Google just unveiled their new Nexus phone, the Galaxy Nexus, along with a preview of Android 4.0 Ice Cream Sandwich, coming to phones next year. Here’s a look at the awesome new update.
Most of what’s gone into Ice Cream Sandwich is polish, making Android slicker, easier to use and (finally) more consistent across the board. It’s mostly filled with small improvements and tweaks that Google rattled off pretty quickly, so we’ve listed our favourites here in bulleted form. This isn’t a comprehensive list; this is just what Google demoed at today’s event — so there’s probably even more to come.
Basic Improvements to Android
Google’s made a lot of improvements in the way Android looks and feels, from the home screen to the notification drawer to the keyboard, including:
- A new stylish lock screen, complete with facial recognition features that let you unlock your phone with a front-facing camera, as well as the ability to launch right into the camera with one gesture
- A bigger emphasis on consistency with the way gestures work. For example, in the app drawer, you now swipe left to right to see other pages of apps, more like the home screens.
- Widgets are now stored on another tab in the app drawer, making them easier to add to your home screen. They’re also resizable.
- Folders are now easier to create and use. Just drag one app on top of another, iOS-style to create a folder. You can rearrange them in the folder the same way, and it’s all very fluid.
- Ice Cream Sandwich’s dock is customisable, and you can even put folders into it for quick access to apps and contacts.
- Screenshot taking is now built-in. finally.
- Notifications are prettier and a tad more useful, showing small contact pictures next to notifications pertaining to email, SMS messages and so on.
- You can swipe from left to right to clear single notifications from the drawer, so your notifications aren’t so cluttered. CyanogenMod users will be quite familiar with this feature.
- You can open the notification drawer from the lock screen, without unlocking your phone. This is actually very convenient.
- The new keyboard has better targeting, a simpler recommendations bar, and inline spell checking. Copy and paste has also been improved, and you can even select text and just drag it around within your message fluidly.
- Speech-to-text now decodes your phrases in real time. When you say a word, you see that word show up in the window, before you move on to the next one–you no longer have to finish an entire sentence before seeing it show up in the text window.
- A new default typeface, humorously labelled “Roboto” (but that actually looks pretty good)
Ice Cream Sandwich also sets the stage for button-less phones, à la the Honeycomb tablets. The Galaxy Nexus has no buttons on the front; it’s all built-in to the OS. It also raises icon resolution, among other things, so it’ll look good on higher-res phones — again, like the 4.65-inch, 1280×720 screen on the Galaxy Nexus.
Camera & Gallery
The camera also has a built-in panorama mode, in which you just scan the camera from left to right to take a panorama shot — none of this taking-multiple-images-that-sort-of-fit-together business. It’ll automatically stitch them together for you. Video recording has also improved, with continuous focus, zoom-while-recording, and time lapse features, not to mention the ability to take snapshots while you’re recording video.
As far as the Gallery goes, you get this great “magazine-style” view with large thumbnails for your albums. You can browse your library by album, by location, or even by the people you tag in your photos. It also includes a simple photo editor, letting you remove red eye, crop, tilt, and even add Instagram-like filters to your photos.

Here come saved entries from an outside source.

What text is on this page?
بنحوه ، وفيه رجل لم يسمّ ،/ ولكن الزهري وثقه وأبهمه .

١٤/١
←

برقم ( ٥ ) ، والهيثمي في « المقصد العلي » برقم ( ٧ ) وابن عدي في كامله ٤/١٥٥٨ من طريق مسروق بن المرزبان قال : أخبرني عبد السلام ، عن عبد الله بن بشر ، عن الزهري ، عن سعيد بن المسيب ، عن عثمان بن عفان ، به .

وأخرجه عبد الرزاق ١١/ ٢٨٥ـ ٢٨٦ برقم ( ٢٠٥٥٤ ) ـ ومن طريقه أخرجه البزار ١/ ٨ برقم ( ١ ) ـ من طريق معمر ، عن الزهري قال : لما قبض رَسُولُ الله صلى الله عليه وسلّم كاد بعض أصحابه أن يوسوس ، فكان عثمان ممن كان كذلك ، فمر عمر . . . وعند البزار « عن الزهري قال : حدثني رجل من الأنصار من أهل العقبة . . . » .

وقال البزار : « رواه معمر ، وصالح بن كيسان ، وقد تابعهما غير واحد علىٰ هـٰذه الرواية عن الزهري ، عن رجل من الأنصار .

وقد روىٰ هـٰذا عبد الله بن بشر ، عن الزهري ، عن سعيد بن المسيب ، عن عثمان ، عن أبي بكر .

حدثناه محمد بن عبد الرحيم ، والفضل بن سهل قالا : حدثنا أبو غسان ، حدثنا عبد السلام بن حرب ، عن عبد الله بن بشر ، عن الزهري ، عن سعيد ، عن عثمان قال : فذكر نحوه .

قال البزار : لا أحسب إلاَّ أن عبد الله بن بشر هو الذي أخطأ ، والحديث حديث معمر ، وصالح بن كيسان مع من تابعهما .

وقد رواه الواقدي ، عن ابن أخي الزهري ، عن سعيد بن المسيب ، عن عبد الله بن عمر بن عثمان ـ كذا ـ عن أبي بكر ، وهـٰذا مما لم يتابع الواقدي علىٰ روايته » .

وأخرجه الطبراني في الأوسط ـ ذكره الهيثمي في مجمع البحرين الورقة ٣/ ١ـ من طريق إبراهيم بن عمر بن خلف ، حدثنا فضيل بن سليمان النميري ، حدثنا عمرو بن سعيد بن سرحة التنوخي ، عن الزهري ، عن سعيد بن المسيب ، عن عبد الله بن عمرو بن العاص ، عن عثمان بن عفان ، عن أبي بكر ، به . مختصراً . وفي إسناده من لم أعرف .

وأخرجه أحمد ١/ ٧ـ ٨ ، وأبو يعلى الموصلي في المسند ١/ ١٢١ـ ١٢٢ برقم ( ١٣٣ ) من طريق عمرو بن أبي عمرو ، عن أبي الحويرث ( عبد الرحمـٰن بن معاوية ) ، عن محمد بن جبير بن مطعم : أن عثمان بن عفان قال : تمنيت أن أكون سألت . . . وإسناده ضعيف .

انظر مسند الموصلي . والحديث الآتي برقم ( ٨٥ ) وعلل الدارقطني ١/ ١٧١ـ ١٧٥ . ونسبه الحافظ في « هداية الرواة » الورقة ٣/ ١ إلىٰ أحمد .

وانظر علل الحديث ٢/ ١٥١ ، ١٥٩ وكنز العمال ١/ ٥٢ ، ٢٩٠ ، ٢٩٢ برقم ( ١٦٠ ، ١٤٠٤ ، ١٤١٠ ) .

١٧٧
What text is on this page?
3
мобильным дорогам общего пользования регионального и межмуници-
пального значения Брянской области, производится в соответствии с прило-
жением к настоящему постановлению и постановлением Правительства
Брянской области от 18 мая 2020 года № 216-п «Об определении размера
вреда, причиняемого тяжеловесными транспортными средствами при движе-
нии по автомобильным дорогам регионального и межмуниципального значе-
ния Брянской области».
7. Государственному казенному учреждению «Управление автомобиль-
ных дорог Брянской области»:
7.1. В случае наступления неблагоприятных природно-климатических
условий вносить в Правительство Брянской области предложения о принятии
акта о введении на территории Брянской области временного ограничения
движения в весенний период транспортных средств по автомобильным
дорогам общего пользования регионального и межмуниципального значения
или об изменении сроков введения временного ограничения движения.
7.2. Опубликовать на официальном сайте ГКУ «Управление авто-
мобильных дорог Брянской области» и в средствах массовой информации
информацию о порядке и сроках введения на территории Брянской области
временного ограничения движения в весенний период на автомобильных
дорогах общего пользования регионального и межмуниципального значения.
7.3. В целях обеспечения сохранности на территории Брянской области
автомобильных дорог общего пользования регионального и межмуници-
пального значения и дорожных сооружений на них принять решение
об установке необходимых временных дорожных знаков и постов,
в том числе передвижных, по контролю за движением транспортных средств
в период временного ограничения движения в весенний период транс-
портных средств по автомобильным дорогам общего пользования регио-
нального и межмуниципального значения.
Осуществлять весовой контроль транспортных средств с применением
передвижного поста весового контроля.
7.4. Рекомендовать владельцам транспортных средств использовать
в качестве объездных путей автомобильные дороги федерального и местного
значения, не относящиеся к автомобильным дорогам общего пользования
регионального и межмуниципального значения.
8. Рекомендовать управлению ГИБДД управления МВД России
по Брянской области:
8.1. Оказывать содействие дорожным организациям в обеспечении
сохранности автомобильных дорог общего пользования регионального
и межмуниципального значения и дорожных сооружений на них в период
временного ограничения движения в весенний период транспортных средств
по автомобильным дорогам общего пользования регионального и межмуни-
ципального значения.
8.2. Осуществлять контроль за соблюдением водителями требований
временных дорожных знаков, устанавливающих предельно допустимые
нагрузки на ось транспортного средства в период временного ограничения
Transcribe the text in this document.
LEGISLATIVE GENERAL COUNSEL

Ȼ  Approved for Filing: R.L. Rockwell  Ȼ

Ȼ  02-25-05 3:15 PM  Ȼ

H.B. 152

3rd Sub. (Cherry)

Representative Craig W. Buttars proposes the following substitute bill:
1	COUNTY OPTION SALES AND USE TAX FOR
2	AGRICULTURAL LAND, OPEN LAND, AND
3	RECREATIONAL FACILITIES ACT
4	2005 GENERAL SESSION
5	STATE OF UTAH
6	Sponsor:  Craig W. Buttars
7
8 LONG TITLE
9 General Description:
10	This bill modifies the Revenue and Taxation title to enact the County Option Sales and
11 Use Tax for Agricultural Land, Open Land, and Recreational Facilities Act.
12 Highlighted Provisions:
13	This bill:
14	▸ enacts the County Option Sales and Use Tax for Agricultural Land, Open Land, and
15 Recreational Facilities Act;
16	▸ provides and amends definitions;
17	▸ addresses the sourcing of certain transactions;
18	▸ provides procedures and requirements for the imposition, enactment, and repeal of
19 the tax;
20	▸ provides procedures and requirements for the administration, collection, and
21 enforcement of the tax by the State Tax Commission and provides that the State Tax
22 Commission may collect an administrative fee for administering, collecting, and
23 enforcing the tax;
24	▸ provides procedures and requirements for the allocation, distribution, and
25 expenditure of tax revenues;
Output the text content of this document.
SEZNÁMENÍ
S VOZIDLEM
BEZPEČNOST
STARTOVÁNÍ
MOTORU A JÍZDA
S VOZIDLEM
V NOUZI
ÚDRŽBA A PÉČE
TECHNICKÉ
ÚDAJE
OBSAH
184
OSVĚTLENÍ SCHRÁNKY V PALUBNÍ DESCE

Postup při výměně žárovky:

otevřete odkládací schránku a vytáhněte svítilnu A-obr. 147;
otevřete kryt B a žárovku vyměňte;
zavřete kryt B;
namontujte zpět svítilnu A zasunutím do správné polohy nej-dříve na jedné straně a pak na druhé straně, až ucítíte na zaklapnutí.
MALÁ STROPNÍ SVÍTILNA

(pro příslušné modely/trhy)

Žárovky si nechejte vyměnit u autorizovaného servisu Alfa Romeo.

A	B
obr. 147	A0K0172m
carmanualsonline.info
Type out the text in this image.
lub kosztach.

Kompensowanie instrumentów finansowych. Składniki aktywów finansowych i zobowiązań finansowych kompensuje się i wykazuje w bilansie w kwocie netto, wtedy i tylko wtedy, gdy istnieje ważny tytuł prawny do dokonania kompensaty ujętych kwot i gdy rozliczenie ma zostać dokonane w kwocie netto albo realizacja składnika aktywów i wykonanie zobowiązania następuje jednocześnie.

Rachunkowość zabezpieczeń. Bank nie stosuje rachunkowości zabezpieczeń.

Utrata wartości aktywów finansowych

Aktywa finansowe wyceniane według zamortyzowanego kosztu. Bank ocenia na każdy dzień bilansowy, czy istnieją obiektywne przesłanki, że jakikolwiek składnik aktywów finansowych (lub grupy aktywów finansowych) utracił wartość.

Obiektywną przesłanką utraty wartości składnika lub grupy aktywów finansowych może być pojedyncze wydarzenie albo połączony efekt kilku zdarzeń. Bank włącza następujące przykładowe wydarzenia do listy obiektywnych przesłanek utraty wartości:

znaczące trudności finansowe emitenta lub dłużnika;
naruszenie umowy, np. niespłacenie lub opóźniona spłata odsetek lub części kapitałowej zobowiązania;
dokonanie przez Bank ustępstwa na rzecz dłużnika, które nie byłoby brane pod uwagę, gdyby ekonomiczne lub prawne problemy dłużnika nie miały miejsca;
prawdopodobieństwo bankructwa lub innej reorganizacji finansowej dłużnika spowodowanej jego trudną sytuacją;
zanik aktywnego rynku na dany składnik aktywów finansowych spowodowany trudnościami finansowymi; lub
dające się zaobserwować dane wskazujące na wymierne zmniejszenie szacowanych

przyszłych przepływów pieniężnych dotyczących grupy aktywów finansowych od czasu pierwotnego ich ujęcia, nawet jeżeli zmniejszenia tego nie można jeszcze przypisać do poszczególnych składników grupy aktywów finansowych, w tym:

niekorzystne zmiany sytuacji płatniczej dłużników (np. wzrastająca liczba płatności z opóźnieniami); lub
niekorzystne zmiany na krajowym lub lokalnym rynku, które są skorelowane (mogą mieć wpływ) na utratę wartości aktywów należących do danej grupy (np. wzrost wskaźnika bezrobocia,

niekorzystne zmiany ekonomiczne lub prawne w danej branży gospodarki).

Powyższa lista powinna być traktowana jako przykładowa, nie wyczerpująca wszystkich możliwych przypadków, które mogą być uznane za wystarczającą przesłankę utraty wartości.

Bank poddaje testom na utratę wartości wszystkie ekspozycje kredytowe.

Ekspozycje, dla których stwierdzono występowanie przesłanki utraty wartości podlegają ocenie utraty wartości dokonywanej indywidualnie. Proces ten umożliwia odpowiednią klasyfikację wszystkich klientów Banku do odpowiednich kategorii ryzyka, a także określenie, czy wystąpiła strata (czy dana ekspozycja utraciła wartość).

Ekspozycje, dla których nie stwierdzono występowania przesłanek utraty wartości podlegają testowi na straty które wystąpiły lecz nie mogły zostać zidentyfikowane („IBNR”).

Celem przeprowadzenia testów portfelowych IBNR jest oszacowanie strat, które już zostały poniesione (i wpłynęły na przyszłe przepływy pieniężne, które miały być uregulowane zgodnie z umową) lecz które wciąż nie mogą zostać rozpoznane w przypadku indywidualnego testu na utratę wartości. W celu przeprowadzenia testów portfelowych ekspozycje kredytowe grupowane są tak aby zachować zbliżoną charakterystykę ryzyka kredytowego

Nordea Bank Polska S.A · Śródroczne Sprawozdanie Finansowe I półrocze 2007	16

One of the cooler new “people” features is the ability to send canned text messages when someone calls you. If someone calls you and you’re busy, you can just send them a text message that says “I’m busy, call you later” (or whatever you want) with a simple swipe gesture. There are currently apps that’ll do this for you, but it’s really nice to have it built in.
That’s probably not everything you’ll see in Ice Cream Sandwich, but it’s a hell of a good start to a seriously polished iteration of Android. It may not have the most new features, but what it lacks in new, snazzy features it more than makes up for in ease of use and fluidity — I have a feeling this will reinvigorate my love for Android. We’ll post the video of the presentation as soon as Google does, but for now, discuss your favourite new features (or the things you wished you’d see) in the comments.